Howard Husock, a senior fellow at the American Enterprise Institute, uses data from the Census Bureau to illustrate how rent control is “shabbifying” New York City’s rental housing. The bureau’s data shows:
- A third of rent-regulated units have “rodents” — almost twice the rate of unregulated apartments.
- The regulated units also have twice as many leaks (23%, vs. 11%) and three times as many heating breakdowns (17%, vs. 5%).
- Three times as many “stabilized units” have mold; twice as many have toilet and elevator breakdowns.
The bureau’s report states that housing quality declined across all housing types, but it is too “early to know if this was a short-term result of pandemic conditions that delayed repairs and maintenance or a more systemic shift in living conditions.”

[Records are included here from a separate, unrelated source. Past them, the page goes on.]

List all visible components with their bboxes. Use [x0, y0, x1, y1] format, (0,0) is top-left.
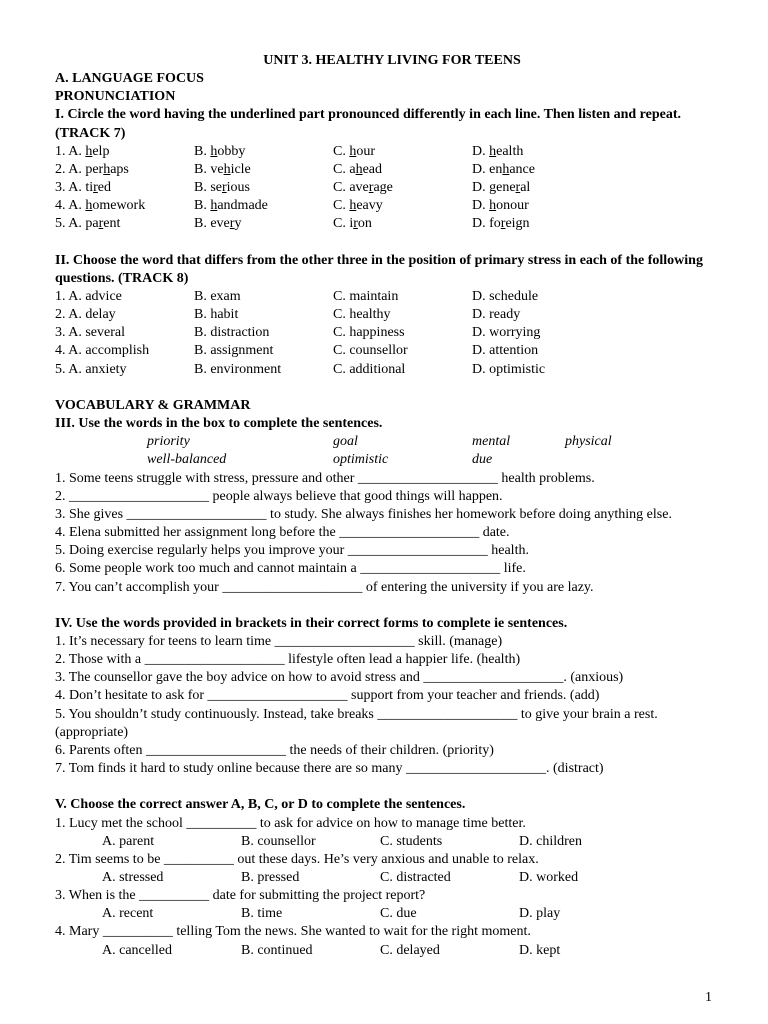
underlined-part: h [103, 161, 111, 177]
option-text: aps [110, 161, 129, 177]
underlined-part: h [489, 198, 497, 214]
answer-option [194, 197, 333, 215]
sentence-item: 2. Those with a ____________________ lifestyle often lead a happier life. (health) [55, 652, 521, 668]
answer-option [472, 197, 715, 215]
indent-spacer [55, 869, 102, 887]
option-text: B. se [194, 180, 222, 196]
answer-option: B. pressed [241, 869, 300, 885]
option-text: D. en [472, 161, 503, 177]
option-text: 2. A. per [55, 161, 104, 177]
option-text: C. ave [333, 180, 369, 196]
answer-option: C. distracted [380, 869, 451, 885]
word-box-item: optimistic [333, 452, 389, 468]
exercise-4-list [55, 633, 715, 778]
underlined-part: r [93, 180, 98, 196]
option-text: ealth [496, 143, 524, 159]
sentence-item: 5. Doing exercise regularly helps you improve your ____________________ health. [55, 543, 529, 559]
sentence-item: 4. Elena submitted her assignment long before the ____________________ date. [55, 525, 510, 541]
option-text: D. [472, 198, 490, 214]
page-number: 1 [705, 990, 712, 1005]
option-text: ance [509, 161, 535, 177]
answer-option: B. distraction [194, 325, 270, 341]
word-box-item: well-balanced [147, 452, 227, 468]
answer-option [333, 197, 472, 215]
options-row [55, 833, 715, 851]
question-row [55, 179, 715, 197]
answer-option [55, 143, 194, 161]
exercise-4-heading: IV. Use the words provided in brackets in their correct forms to complete ie sentences. [55, 615, 568, 631]
answer-option: C. due [380, 906, 417, 922]
sentence-item: 6. Parents often ____________________ the needs of their children. (priority) [55, 742, 494, 758]
answer-option: C. additional [333, 361, 406, 377]
option-text: icle [230, 161, 251, 177]
option-text: eavy [356, 198, 383, 214]
option-text: B. eve [194, 216, 230, 232]
answer-option: 4. A. accomplish [55, 343, 150, 359]
answer-option [194, 179, 333, 197]
answer-option: D. attention [472, 343, 539, 359]
answer-option: C. healthy [333, 307, 391, 323]
answer-option: C. happiness [333, 325, 405, 341]
section-heading-language-focus: A. LANGUAGE FOCUS [55, 71, 204, 87]
answer-option: D. worrying [472, 325, 541, 341]
option-text: C. [333, 198, 350, 214]
options-row [55, 942, 715, 960]
word-box-item: physical [565, 434, 612, 450]
question-row [55, 342, 715, 360]
option-text: D. [472, 143, 490, 159]
answer-option: 1. A. advice [55, 289, 122, 305]
answer-option [194, 161, 333, 179]
option-text: C. [333, 143, 350, 159]
sentence-item: 4. Don’t hesitate to ask for ____________________ support from your teacher and friends. (add) [55, 688, 600, 704]
question-row [55, 143, 715, 161]
question-row [55, 288, 715, 306]
option-text: 3. A. ti [55, 180, 94, 196]
exercise-1-list [55, 143, 715, 234]
option-text: D. gene [472, 180, 516, 196]
underlined-part: r [98, 216, 104, 232]
underlined-part: r [229, 216, 235, 232]
answer-option: C. maintain [333, 289, 399, 305]
answer-option: C. delayed [380, 942, 440, 958]
option-text: al [520, 180, 531, 196]
answer-option: B. continued [241, 942, 313, 958]
sentence-item: 2. ____________________ people always believe that good things will happen. [55, 488, 503, 504]
option-text: ed [97, 180, 112, 196]
word-box-item: goal [333, 434, 358, 450]
underlined-part: h [210, 198, 218, 214]
option-text: B. [194, 198, 211, 214]
option-text: ious [226, 180, 251, 196]
sentence-item: 7. Tom finds it hard to study online because there are so many ____________________. (distract) [55, 761, 604, 777]
exercise-5-list [55, 815, 715, 960]
exercise-1-heading: I. Circle the word having the underlined part pronounced differently in each line. Then listen and repeat. (TRACK 7) [55, 107, 682, 141]
answer-option: A. parent [102, 833, 155, 849]
worksheet [55, 52, 715, 960]
page-title: UNIT 3. HEALTHY LIVING FOR TEENS [263, 53, 521, 68]
sentence-item: 6. Some people work too much and cannot maintain a ____________________ life. [55, 561, 526, 577]
question-text: 4. Mary __________ telling Tom the news. She wanted to wait for the right moment. [55, 924, 531, 940]
option-text: y [234, 216, 242, 232]
word-box-item: mental [472, 434, 511, 450]
indent-spacer [55, 942, 102, 960]
exercise-2-list [55, 288, 715, 379]
answer-option [472, 179, 715, 197]
answer-option [472, 215, 715, 233]
answer-option: 2. A. delay [55, 307, 116, 323]
word-box-item: priority [147, 434, 190, 450]
answer-option [472, 143, 715, 161]
answer-option [194, 143, 333, 161]
answer-option: 3. A. several [55, 325, 125, 341]
answer-option [333, 215, 472, 233]
sentence-item: 1. Some teens struggle with stress, pressure and other ____________________ health problems. [55, 470, 595, 486]
options-row [55, 905, 715, 923]
answer-option [194, 215, 333, 233]
exercise-5-heading: V. Choose the correct answer A, B, C, or D to complete the sentences. [55, 797, 466, 813]
indent-spacer [55, 833, 102, 851]
answer-option: A. recent [102, 906, 154, 922]
answer-option [333, 143, 472, 161]
answer-option: D. schedule [472, 289, 539, 305]
question-row [55, 161, 715, 179]
answer-option: B. counsellor [241, 833, 316, 849]
option-text: age [373, 180, 393, 196]
underlined-part: r [500, 216, 506, 232]
question-row [55, 361, 715, 379]
answer-option [55, 215, 194, 233]
indent-spacer [55, 905, 102, 923]
option-text: C. a [333, 161, 356, 177]
option-text: elp [92, 143, 110, 159]
option-text: eign [505, 216, 530, 232]
answer-option [55, 179, 194, 197]
underlined-part: r [353, 216, 358, 232]
option-text: ead [362, 161, 382, 177]
underlined-part: h [502, 161, 510, 177]
option-text: D. fo [472, 216, 501, 232]
option-text: 4. A. [55, 198, 86, 214]
underlined-part: h [210, 143, 218, 159]
answer-option: B. exam [194, 289, 241, 305]
exercise-3-heading: III. Use the words in the box to complete the sentences. [55, 416, 383, 432]
underlined-part: h [349, 198, 357, 214]
option-text: B. ve [194, 161, 224, 177]
word-box-row-2 [55, 451, 715, 469]
sentence-item: 5. You shouldn’t study continuously. Instead, take breaks ____________________ to give your brain a rest. (appropriate) [55, 706, 658, 740]
option-text: ent [103, 216, 121, 232]
option-text: C. i [333, 216, 354, 232]
underlined-part: h [223, 161, 231, 177]
word-box-item: due [472, 452, 493, 468]
option-text: on [357, 216, 372, 232]
option-text: obby [217, 143, 246, 159]
underlined-part: h [349, 143, 357, 159]
question-row [55, 197, 715, 215]
option-text: andmade [217, 198, 268, 214]
answer-option: A. cancelled [102, 942, 172, 958]
sentence-item: 7. You can’t accomplish your ____________________ of entering the university if you are lazy. [55, 579, 594, 595]
underlined-part: h [355, 161, 363, 177]
sentence-item: 3. The counsellor gave the boy advice on how to avoid stress and ____________________. (anxious) [55, 670, 624, 686]
answer-option: D. children [519, 833, 582, 849]
sentence-item: 1. It’s necessary for teens to learn time ____________________ skill. (manage) [55, 633, 503, 649]
option-text: our [356, 143, 376, 159]
option-text: 5. A. pa [55, 216, 99, 232]
answer-option: B. time [241, 906, 283, 922]
option-text: omework [92, 198, 146, 214]
answer-option: D. ready [472, 307, 521, 323]
underlined-part: r [222, 180, 227, 196]
question-row [55, 306, 715, 324]
exercise-2-heading: II. Choose the word that differs from the other three in the position of primary stress in each of the following questions. (TRACK 8) [55, 252, 703, 286]
answer-option [333, 161, 472, 179]
answer-option: D. play [519, 906, 561, 922]
answer-option [333, 179, 472, 197]
options-row [55, 869, 715, 887]
answer-option: C. students [380, 833, 443, 849]
answer-option: B. assignment [194, 343, 274, 359]
answer-option: 5. A. anxiety [55, 361, 127, 377]
underlined-part: h [489, 143, 497, 159]
answer-option: A. stressed [102, 869, 164, 885]
answer-option: B. habit [194, 307, 239, 323]
underlined-part: h [85, 198, 93, 214]
answer-option: B. environment [194, 361, 282, 377]
question-text: 2. Tim seems to be __________ out these days. He’s very anxious and unable to relax. [55, 851, 539, 867]
word-box-row-1 [55, 433, 715, 451]
answer-option [472, 161, 715, 179]
section-heading-pronunciation: PRONUNCIATION [55, 89, 176, 105]
question-text: 3. When is the __________ date for submitting the project report? [55, 888, 426, 904]
question-row [55, 324, 715, 342]
underlined-part: r [368, 180, 374, 196]
question-row [55, 215, 715, 233]
option-text: 1. A. [55, 143, 86, 159]
answer-option: C. counsellor [333, 343, 408, 359]
answer-option [55, 197, 194, 215]
answer-option: D. optimistic [472, 361, 546, 377]
answer-option [55, 161, 194, 179]
answer-option: D. worked [519, 869, 579, 885]
exercise-3-list [55, 470, 715, 597]
answer-option: D. kept [519, 942, 561, 958]
section-heading-vocabulary: VOCABULARY & GRAMMAR [55, 397, 251, 413]
underlined-part: r [515, 180, 521, 196]
option-text: onour [496, 198, 529, 214]
option-text: B. [194, 143, 211, 159]
question-text: 1. Lucy met the school __________ to ask for advice on how to manage time better. [55, 815, 526, 831]
underlined-part: h [85, 143, 93, 159]
sentence-item: 3. She gives ____________________ to study. She always finishes her homework before doing anything else. [55, 506, 672, 522]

One doesn’t need to have an MBA to know that the “shabbifying” of New York’s rental housing isn’t a result of the pandemic. Nor is it an isolated example. In every city with rent control, housing quality declines. Economically, rent control makes maintenance more difficult because property owners are not always able to recover their investment. They often have neither the motivation nor the means to keep properties well-maintained.
While limiting landlords’ income, rent control advocates expect properties to be maintained. They evade basic economic truths. They have little understanding of the expenses involved in owning rental property. In addition to maintenance, property owners must also pay for insurance, taxes, and perhaps a mortgage. Rent control advocates don’t care about these facts. They expect landlords to self-sacrificially serve renters.
Most housing advocates view landlords as greedy predators who put profits before people. They don’t understand that, in pursuing profits, landlords are able to better serve tenants in a non-sacrificial manner. When profits are arbitrarily limited, as occurs with rent control, the quality and quantity of rental housing will decline.